Optimized Polynomial Expansion for Scattering Amplitudes

Abstract

In devising the most efficient way to determine a scattering amplitude from experimental data, it is important to make full use of the analyticity properties of the amplitude. The amplitude $f\left(x\right)\mathrm{}$ considered here is given by data on a connected part of the real $x$ axis, and $f\left(x\right)\mathrm{}$ is assumed to be analytic in a simply connected part of the $x$ plane; there are branch cuts on part of the remainder of the real axis. For convenience in practical calculations it is simplest to expand in polynomials, but for greater flexibility one may consider polynomials of some function $z\left(x\right)\mathrm{}$. The polynomial expansion will converge as rapidly as possible if $z\left(x\right)\mathrm{}$ maps the domain of analyticity in the $x$ plane onto the interior of a certain ellipse in the $z$ plane.
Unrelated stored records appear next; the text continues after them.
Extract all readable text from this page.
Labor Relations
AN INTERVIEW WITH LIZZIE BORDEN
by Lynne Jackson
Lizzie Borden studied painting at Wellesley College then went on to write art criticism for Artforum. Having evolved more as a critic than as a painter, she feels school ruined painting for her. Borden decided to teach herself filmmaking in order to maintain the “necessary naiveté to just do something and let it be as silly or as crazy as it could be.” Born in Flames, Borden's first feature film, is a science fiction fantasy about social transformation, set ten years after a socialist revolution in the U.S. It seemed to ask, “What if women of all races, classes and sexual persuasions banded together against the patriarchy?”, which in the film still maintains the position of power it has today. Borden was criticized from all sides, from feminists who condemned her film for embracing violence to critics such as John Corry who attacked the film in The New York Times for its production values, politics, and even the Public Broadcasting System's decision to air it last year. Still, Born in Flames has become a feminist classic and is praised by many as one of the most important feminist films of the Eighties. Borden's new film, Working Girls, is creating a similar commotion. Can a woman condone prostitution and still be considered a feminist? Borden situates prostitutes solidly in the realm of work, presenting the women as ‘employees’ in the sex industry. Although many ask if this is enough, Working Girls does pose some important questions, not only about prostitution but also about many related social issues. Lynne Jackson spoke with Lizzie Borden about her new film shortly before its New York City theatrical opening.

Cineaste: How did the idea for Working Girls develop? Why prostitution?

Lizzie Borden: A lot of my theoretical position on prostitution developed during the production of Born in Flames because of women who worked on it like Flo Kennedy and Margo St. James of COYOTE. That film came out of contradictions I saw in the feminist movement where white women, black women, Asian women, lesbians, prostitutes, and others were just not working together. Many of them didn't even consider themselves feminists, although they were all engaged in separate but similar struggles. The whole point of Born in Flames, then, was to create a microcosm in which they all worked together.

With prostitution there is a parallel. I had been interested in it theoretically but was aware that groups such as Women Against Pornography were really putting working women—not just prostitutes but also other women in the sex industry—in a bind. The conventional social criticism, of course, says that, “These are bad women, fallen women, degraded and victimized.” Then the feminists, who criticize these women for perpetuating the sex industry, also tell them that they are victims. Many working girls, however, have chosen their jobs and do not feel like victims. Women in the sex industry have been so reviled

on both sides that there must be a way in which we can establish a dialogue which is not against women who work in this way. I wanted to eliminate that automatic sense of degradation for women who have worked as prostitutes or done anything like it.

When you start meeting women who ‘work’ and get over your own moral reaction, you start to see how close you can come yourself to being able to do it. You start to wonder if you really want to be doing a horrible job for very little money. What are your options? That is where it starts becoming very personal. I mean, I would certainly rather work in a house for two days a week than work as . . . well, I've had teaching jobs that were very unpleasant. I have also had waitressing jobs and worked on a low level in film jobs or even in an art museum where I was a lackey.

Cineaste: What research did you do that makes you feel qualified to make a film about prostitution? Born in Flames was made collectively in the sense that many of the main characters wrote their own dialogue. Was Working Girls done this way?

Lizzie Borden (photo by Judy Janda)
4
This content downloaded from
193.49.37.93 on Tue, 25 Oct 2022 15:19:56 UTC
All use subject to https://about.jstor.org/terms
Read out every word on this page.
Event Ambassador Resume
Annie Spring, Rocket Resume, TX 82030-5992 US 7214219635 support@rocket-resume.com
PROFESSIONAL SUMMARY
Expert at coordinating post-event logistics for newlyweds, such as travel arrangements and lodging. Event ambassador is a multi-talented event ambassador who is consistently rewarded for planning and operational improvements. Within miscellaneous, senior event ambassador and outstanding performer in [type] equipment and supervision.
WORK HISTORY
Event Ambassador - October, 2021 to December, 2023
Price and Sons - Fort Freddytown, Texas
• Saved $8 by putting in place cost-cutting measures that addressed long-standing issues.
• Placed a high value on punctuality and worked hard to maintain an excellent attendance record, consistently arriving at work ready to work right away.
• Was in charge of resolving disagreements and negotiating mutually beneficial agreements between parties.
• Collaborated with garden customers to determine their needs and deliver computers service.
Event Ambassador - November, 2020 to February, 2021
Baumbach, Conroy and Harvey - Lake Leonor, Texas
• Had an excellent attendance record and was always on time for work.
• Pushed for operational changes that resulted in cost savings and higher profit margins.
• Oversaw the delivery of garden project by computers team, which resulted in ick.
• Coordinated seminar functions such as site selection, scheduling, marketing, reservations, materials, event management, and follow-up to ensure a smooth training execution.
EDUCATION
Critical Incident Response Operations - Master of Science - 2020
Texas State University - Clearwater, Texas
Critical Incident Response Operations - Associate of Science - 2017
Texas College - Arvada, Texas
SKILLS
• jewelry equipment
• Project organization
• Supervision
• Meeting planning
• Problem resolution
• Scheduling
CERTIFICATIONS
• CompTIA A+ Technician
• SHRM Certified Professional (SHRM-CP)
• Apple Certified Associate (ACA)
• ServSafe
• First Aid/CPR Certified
More precisely, the expansion will then have the greatest possible geometric rates of convergence, both to $f\left(x\right)\mathrm{}$ in the physical region, and also at any arbitrary point away from the physical region to which one may wish to extrapolate. Formulas are given that enable the mapping from a cut plane to an ellipse to be calculated quickly and easily. Some properties of the transformation that are relevant to partial-wave analysis are examined in detail. A method is suggested whereby the requirements of unitarity may be explicitly incorporated.